Suriye’de risk gittikçe artıyor. Arap birliği ve Suriye arasında ki gerilim doğrusu bölge ilişkilerine de yansımış durumda. Örneğin; Türkiye-Suriye, Suriye-İran ilişkileri gibi…
Son günlerde Ankara’nın B.Esed dışında Suriye’de ki ulusal konseyi muhatap alması bize şunu gösteriyor ki,Ankara’nın Esed sonrası dönemde Bakanlar kurulu düzeyinde ortak ilişkiye gireceğini gösteriyor.
Bir kere Suriye’yi Ankara’nın iyi okuması lazım… Kim ne derse desin Suriye kesinlikle bir Libya gibi değil.Düşmesi de ülkede dikta’nın sona ermesi de bir Libya örneğine benzemeyecektir.Suriye’de ne olur bugün bunu kestirmek zor doğrusu ama bir Libya gibi olmayacağı ortada Neden mi?

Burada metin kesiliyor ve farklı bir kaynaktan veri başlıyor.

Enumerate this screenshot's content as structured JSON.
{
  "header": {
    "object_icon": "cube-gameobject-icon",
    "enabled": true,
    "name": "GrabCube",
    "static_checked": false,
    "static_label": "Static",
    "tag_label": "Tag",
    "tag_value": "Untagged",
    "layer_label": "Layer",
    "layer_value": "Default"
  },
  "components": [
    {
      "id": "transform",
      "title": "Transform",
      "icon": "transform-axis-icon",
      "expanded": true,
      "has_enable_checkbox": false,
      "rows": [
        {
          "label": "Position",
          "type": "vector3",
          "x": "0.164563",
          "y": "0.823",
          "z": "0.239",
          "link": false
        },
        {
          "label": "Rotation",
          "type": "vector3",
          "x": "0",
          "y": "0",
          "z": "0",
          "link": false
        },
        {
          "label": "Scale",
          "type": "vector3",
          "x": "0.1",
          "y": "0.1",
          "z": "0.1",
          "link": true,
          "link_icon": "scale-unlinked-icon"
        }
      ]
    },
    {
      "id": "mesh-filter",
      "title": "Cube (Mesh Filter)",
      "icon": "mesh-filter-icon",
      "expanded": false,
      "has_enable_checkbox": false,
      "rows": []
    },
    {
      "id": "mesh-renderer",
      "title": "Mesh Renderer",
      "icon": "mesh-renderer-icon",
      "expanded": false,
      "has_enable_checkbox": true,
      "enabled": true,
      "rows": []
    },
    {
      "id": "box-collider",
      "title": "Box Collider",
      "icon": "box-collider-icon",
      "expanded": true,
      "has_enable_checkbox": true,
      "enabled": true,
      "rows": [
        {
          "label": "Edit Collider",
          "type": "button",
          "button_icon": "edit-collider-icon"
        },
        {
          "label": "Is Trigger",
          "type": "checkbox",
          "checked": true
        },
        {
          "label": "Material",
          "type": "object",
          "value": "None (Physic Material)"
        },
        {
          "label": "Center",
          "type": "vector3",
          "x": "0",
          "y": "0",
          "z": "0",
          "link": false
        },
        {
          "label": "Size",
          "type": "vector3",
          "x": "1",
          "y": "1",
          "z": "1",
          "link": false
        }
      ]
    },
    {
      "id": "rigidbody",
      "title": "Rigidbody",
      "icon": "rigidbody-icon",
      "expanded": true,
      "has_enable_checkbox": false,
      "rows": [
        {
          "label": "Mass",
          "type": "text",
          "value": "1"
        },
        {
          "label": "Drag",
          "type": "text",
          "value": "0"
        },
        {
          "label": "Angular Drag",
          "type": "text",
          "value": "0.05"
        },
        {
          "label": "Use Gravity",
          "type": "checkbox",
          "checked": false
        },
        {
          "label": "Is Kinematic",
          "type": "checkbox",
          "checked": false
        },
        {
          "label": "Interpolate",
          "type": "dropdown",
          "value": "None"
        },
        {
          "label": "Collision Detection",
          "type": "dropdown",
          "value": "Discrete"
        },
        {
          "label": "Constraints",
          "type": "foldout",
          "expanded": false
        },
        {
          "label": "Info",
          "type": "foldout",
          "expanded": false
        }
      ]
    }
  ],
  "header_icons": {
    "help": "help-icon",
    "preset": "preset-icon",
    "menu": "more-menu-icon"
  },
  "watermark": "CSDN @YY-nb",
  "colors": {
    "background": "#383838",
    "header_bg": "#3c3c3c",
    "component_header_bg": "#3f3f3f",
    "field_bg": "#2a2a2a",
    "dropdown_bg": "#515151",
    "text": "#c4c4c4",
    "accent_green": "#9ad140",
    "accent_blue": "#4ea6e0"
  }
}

-Libya’da bir kere aşiret arasında ki ilişkiler yönetime yansırken Suriye’de bu iş orta sınıfa göre şekillenmektedir.
-Libya’da Suriye’ye nispeten destek daha cılızdı. Çünkü Libya’da aşiretlerin Kaddafi’yi yolda bırakması Yeni düzeni’de beraberinde getirdi.Suriye’de ki orta sınıfın(middle class) ın Esed’in yanında tek vücut olması bir o kadar da Esed’in elini güçlendiriyor. Nitekim son olaylarda orta sınıfın ne kadar güçlü olduğunu görüyoruz. Muhalif güçlerin katledilmesine ses Libya’da kine nispeten daha az..
-Suriye’de ki devletçilik anlayışı Kaddafi’ye nispeten daha kuvvetli. Nitekim Kaddafi’nin sonunu da getiren bu oldu.
-Diğer önemli bir nokta şu ki Libya’da NATO müdahalesi vardı. Bu müdahalenin Suriye’de gerçekleşebilecek olması şuan zor. Çünkü Rusya ve Çin gibi küresel güçlerin coğrafya’da ortaya koyduğu stratejik çıkarlarına ters düşeceğinden bu müdahale şuan zor görünmektedir.Nitekim Esed açıkça Rusya tarafından desteklenmektedir.Rusya dış işleri bakanının açıklamaları Suriye’nin açıkça Rusya tarafından desteklendiğini göstermektedir.
-Arap Birliğinde Suriye’ye karşı alınan tavır ne olursa olsun Çin ve Rusya desteğinden yoksun Suriye üzerinde çok uluslu bir müdahalenin olması söz konusu bile olamaz..
- Esed’in Suriye’de yönetimden çekilmesi şuan için zor görünmektedir. Çünkü orta doğu’da ki diğer liderlerine başına gelenler Esed’in çekilse de çekilmese de başına geleceklerini göz önüne serdi. O yüzden Esed’in ölümü bile göze aldığını buradan anlayabiliriz. Bu mücadele Esed’in var ile yok arasında ki mücadelesi olarak yorumlanırsa daha doğru olacaktır.
Orta Doğu’da yaşanan Arap baharından önce Suriye ile bakanlar düzeyinde ilişkinin olması ve bu dönemde Türkiye’nin karşısında Suriye’nin bulunması bize şunu gösteriyor ki, Bazı dönemlerde kurulan dostane ilişkiler ülkesel çıkarımların ötesinde değildir ki nitekim bugün gelinen nokta bize bu dersi vermiştir.